European Western Balkans

EC report on BiH: Huge number of challenges for a small country

BiH and EU flags; Photo: European Commission

The article was originally published on BiEPAG Blog

The new European Commission report on Bosnia and Herzegovina (BiH) 2020, published last week, can be summarised as “no progress has been made” since the last report in March 2019, a good year and a half.

Certain areas assessed in the report are awarded the “little/some progress” mark, giving the country a miserable D, scraping a pass in what feels like an act of goodwill and encouragement for a very poor student. The report is comprehensive in its 114 pages, based on a thorough data collection, and yet it doesn’t provide much in terms of analysis with a view of offering a useful or structured way forward.

Precise recommendations and guidance on the next steps are offered in a separate document, the 2020 Communication on EU enlargement policy, but offer little beyond rather generalised statements without a concrete “how”.

For example, “The country needs to ensure a professional and depoliticised civil service and a coordinated countrywide approach to policymaking.” This is near impossible to achieve in the current political climate, and the EU knows that very well.

Given the EU’s extensive engagement in BiH, the lack of progress in most areas that are being supported is also an indicator of the Union’s own failure. First, an interesting point arises from the analysis of those few areas where limited progress has been made, because they are rather counterintuitive.

Corruption has long been – and remains – one of the most pertinent challenges for BiH, with a suffocating effect on all spheres of governance and reform.

Despite the grim lack of progress, the report notes that the anti-corruption office of the Sarajevo Canton, the most populous in BiH, has made good progress and processed 372 reports of corruption in 2019.

However, a recent corruption scandal in the “Respirators” case that was publicly exposed and resulted in US expert Eric Larson joining the Sarajevo Canton Anti-Corruption Office, or the case involving the high-ranking SDA official Asim Sarajlic, are not mentioned in the report.

Overall, the report continues to name corruption as one of the key challenges in the country. Despite many efforts, not just in the past 18 months, relations between the majority and minority communities remain a hugely sensitive issue in many spheres of life.

It is good to read that there has been some progress in recognising the name of the Bosnian language in schools in the Republika Srpska entity.

In December 2019, the entity’s Supreme Court recognised the discrimination and violation of the right to education for Bosniak pupils and ordered the Vrbanjci (Kotor Varoš) branch school to introduce subjects from the Bosnian curriculum for them.

I conducted research for my PhD in the town back in 2012, and this issue was already present and seriously burdening relationships between local communities, so this decision is an immensely important one, despite not having been implemented just yet, because it is a flagship case with a potential positive snowballing effect.
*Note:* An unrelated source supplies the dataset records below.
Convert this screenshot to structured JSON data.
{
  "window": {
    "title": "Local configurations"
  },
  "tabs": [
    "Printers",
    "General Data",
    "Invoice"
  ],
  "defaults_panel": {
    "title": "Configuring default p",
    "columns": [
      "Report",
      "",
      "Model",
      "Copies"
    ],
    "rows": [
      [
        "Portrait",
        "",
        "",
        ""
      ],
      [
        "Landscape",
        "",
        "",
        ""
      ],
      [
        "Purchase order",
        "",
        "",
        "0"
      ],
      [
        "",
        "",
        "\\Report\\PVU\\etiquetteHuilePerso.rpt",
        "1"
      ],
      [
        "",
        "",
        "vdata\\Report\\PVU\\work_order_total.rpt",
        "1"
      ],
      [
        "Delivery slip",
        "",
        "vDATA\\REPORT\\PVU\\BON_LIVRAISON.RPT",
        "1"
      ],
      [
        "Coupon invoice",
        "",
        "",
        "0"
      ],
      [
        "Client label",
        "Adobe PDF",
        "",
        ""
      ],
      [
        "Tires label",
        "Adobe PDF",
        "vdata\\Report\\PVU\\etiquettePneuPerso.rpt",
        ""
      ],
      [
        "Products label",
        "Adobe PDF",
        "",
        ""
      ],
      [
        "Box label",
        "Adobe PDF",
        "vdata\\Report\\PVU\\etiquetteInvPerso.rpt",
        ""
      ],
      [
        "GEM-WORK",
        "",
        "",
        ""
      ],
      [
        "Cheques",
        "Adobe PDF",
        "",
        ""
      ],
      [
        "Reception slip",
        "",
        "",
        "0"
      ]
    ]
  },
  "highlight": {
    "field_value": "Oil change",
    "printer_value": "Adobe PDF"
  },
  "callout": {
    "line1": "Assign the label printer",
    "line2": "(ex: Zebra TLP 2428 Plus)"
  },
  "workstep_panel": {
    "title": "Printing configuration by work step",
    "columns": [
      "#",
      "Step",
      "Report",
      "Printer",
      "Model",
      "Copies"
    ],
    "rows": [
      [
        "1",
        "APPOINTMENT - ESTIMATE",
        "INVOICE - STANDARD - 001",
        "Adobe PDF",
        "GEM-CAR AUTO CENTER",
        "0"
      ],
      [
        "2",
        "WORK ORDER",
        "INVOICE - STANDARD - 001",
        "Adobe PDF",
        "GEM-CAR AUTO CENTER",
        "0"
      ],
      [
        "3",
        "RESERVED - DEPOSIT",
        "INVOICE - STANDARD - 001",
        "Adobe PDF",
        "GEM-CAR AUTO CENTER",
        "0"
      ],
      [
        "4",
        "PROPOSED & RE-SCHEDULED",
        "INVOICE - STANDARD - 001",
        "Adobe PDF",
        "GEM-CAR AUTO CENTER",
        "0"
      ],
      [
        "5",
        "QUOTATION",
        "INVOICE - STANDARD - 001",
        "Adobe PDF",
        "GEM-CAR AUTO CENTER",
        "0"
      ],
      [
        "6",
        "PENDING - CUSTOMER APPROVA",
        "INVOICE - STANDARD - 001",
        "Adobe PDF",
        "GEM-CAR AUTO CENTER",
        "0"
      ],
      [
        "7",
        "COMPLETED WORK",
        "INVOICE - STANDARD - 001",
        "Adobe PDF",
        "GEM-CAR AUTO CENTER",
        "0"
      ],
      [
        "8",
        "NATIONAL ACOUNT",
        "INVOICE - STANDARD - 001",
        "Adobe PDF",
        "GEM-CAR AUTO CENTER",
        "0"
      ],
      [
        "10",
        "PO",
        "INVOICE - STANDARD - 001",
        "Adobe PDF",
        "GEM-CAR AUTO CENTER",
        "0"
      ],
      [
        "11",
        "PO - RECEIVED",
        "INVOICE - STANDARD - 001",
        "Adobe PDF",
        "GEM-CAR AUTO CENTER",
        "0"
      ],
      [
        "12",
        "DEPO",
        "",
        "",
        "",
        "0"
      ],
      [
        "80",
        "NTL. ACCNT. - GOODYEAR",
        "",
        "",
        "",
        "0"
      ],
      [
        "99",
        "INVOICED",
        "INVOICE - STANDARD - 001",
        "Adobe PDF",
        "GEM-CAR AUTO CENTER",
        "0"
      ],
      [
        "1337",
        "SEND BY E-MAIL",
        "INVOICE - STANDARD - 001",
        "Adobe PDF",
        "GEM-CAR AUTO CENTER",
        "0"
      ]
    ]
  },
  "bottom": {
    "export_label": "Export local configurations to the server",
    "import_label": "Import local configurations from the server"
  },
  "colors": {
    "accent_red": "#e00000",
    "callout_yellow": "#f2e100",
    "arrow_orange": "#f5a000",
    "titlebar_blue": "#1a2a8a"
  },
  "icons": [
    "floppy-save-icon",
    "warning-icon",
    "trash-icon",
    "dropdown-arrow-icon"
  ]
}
Equally important is the political agreement from June 2020, which allows Mostar to hold local elections this year for the first time since 2008. More positive developments are noted, such as all levels of government adopting the strategic framework on public administration reform in July this year, contributing to key priority 14 of the key priorities from the Opinion, as well as BiH adopting the revised National War Crimes Strategy in September 2020, contributing to key priority 5.

The latter will be a very important step, for BiH and regional stability, if it is effectively implemented in the coming years.

Nevertheless, the report concludes that little action has been taken by political actors to address the 14 key priorities of the Commission’s May 2019 Opinion, highlighting the painstakingly slow progress towards the EU accession.

In short, BiH is facing a huge number of challenges for a small country, and the report does well in documenting them.

However, prioritising them in proposing the way forward, alongside giving more analytical weight to understanding the background to the positive developments, would make it much more useful for the country and the EU’s engagement. Otherwise, it will fall flat yet again.